Test email in Docker and CI with a disposable inbox
Mailhog proves an email was sent, not delivered. Test real email from a Docker container or CI job with a disposable inbox over HTTP — create, wait, assert.
You containerized your app and now your email tests are awkward: a local SMTP catcher (Mailhog, Mailpit) runs as another service and only proves your app tried to send. To test that email actually delivers and contains the right thing, use a real disposable inbox over HTTP — no SMTP service in your compose file.
Why local SMTP catchers fall short
Mailhog and Mailpit are great for seeing outgoing mail in development. But they intercept SMTP locally, so they can’t tell you whether mail actually:
- delivers to a real inbox,
- passes authentication (SPF/DKIM/DMARC),
- renders the right code or link for a recipient.

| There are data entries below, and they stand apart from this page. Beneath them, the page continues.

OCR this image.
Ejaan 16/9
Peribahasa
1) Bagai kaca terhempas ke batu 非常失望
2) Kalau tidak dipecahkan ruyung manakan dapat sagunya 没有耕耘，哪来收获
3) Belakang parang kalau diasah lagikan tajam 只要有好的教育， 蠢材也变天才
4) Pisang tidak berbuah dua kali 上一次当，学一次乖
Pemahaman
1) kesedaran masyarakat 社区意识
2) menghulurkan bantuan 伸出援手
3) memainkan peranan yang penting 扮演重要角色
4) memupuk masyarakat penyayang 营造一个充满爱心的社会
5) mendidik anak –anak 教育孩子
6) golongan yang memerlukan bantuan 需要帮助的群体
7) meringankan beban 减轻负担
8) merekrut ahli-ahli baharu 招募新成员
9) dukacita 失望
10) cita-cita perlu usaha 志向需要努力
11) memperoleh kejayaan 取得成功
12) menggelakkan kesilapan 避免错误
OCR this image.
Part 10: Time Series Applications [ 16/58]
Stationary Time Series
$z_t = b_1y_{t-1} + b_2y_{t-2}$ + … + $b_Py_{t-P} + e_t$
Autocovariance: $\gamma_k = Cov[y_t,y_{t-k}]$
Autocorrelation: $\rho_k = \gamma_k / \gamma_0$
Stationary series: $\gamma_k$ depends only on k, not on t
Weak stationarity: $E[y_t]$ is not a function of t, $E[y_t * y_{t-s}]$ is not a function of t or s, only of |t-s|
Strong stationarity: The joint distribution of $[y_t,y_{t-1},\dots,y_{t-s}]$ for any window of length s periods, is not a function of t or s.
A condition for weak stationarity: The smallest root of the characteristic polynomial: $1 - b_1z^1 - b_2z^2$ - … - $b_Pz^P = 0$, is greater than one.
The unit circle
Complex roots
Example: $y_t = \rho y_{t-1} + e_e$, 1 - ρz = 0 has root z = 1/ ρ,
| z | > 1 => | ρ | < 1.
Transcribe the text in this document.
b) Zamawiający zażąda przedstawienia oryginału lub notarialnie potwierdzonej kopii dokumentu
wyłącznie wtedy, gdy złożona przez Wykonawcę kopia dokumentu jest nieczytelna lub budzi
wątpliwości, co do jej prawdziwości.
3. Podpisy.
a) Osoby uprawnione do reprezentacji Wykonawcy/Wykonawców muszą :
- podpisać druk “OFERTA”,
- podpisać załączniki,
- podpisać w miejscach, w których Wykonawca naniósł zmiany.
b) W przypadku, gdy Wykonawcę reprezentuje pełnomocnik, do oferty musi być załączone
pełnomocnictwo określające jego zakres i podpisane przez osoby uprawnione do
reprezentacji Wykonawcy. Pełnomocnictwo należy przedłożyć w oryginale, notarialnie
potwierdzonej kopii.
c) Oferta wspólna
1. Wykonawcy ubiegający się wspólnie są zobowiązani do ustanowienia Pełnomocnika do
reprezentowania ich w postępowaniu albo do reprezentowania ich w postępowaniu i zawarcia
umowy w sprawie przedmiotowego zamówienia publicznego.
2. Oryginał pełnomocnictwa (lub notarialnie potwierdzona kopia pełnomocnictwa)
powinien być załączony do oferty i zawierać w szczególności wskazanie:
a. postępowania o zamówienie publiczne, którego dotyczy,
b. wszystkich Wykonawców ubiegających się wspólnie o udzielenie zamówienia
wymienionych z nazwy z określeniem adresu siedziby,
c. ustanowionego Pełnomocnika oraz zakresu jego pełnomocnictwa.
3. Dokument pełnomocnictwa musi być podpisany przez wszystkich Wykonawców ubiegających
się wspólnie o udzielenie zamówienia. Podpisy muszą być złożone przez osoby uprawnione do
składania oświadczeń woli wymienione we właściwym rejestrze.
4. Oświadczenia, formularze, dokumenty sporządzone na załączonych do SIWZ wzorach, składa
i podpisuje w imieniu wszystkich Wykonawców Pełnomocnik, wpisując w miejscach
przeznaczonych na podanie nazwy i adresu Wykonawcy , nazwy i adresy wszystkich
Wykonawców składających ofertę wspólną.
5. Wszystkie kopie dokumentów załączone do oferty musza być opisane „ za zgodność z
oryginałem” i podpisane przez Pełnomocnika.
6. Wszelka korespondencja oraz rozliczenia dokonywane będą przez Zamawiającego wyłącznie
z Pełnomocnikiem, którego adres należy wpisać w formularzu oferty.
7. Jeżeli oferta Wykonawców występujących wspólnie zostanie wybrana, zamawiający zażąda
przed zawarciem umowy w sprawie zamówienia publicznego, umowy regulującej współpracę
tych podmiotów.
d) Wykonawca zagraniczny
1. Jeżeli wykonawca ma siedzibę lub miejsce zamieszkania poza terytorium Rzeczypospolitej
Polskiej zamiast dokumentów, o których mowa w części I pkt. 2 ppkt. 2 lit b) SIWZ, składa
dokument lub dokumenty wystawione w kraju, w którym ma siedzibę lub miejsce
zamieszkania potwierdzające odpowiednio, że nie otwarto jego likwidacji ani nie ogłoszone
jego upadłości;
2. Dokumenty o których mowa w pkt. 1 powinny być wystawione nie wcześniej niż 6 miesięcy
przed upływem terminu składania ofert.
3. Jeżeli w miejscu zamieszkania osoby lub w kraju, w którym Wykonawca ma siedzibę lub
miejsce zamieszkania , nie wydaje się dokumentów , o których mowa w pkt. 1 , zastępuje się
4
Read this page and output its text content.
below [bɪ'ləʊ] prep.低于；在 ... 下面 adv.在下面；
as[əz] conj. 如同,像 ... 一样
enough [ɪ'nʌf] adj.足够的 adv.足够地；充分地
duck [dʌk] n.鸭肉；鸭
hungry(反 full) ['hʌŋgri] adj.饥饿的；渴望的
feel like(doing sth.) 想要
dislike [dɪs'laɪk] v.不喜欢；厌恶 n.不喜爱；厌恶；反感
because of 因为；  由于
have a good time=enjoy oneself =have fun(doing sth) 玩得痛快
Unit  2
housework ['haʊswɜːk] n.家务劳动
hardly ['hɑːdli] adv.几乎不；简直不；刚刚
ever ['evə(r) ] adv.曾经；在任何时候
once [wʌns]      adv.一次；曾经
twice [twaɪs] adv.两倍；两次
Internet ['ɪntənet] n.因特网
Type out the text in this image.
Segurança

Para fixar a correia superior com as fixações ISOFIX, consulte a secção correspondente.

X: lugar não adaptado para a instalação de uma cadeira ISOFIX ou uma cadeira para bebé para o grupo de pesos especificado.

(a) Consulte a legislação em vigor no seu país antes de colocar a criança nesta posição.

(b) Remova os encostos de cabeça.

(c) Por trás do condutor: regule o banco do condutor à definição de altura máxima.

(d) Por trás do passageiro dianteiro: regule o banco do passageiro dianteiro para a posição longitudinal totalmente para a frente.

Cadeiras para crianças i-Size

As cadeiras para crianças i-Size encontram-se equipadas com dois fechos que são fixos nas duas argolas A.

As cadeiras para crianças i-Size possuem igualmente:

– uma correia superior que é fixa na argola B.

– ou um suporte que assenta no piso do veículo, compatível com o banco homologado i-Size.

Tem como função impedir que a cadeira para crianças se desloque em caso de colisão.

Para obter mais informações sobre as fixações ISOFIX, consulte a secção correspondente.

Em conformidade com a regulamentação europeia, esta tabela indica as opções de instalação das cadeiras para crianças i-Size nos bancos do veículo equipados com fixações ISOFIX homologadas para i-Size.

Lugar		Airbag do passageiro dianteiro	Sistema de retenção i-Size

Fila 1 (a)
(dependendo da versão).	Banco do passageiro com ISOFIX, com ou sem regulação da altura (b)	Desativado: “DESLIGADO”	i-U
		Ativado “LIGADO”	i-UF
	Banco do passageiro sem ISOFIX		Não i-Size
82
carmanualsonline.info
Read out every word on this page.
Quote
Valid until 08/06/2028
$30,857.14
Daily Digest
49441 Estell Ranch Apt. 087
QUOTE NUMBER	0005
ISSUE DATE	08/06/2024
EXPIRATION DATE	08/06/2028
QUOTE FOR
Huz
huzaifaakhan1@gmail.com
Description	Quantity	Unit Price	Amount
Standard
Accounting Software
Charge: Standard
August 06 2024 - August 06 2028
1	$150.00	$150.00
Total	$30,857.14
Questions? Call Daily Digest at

For a test that proves the real round-trip, you need a real inbox your container can read over HTTP.
The pattern in a container
Pass an API token as an env var; everything else is HTTP, so there’s nothing to add to docker-compose.yml:
# docker-compose.yml (test)
services:
app:
build: .
environment:
- OLLASTACK_API_TOKEN=${OLLASTACK_API_TOKEN}
Inside the test (any language — Node shown):
const API = "https://login.ollastack.com";
const h = { Authorization: `Bearer ${process.env.OLLASTACK_API_TOKEN}` };
// 1. disposable inbox
const inbox = await fetch(`${API}/api/mailboxes`, {
method: "POST", headers: { ...h, "Content-Type": "application/json" },
body: JSON.stringify({ name: "ci", mode: "test" }),
}).then(r => r.json());
// 2. drive your app with inbox.address (sign up, reset, etc.)
await signup(inbox.address);
// 3. long-poll for the email and assert
const msg = await fetch(`${API}/api/mailboxes/${inbox.id}/wait?timeout=60`, { headers: h })
.then(r => r.json());
expect(msg.codes[0]).toMatch(/^\d{6}$/);
No SMTP container, no port wiring — just the token. The wait endpoint long-polls, so the test isn’t a flaky sleep, and codes[]/links[] are extracted so you don’t scrape HTML.
In GitHub Actions / GitLab CI
It’s the same HTTP calls from a CI runner — add OLLASTACK_API_TOKEN as a secret:
# .github/workflows/ci.yml
jobs:
test:
runs-on: ubuntu-latest
env:
OLLASTACK_API_TOKEN: ${{ secrets.OLLASTACK_API_TOKEN }}
steps:
- uses: actions/checkout@v4
- run: npm ci && npm test
No service container, no SMTP sink to maintain.
Keep it isolated
- One inbox per test (or a
+tagsubaddress) so parallel jobs don’t read each other’s mail. - Bulk-clear between runs and set a retention window so test mail purges itself.
- Test inboxes are never spam-filtered, so a strict transactional email is never dropped from under your assertion.
The takeaway
In Docker or CI, skip the local SMTP catcher and test the real thing: a disposable inbox over HTTP, created and read with one token. It’s the difference between “we tried to send” and “the email actually arrived and was correct.” More in the email testing API, testing OTP in CI, and the Mailosaur alternative.
Get a test inbox — disposable, HTTP-readable, free to start.
Frequently asked questions
How do I test email from inside a Docker container?
Use a disposable inbox over HTTP rather than a local SMTP catcher: create an inbox via the API, point your app at its address, then long-poll the wait endpoint and assert on the extracted code or link. It needs only an OLLASTACK_API_TOKEN env var — no SMTP service in the compose file.
Why not just use Mailhog or Mailpit?
Mailhog/Mailpit catch SMTP locally, which proves your app tried to send — but not that mail actually delivers, authenticates, or renders for a real recipient. A real disposable inbox tests the true round-trip.
Does it work in GitHub Actions or GitLab CI?
Yes — it's plain HTTP, so it runs from any container or CI runner with just the API token as a secret. No service container to stand up.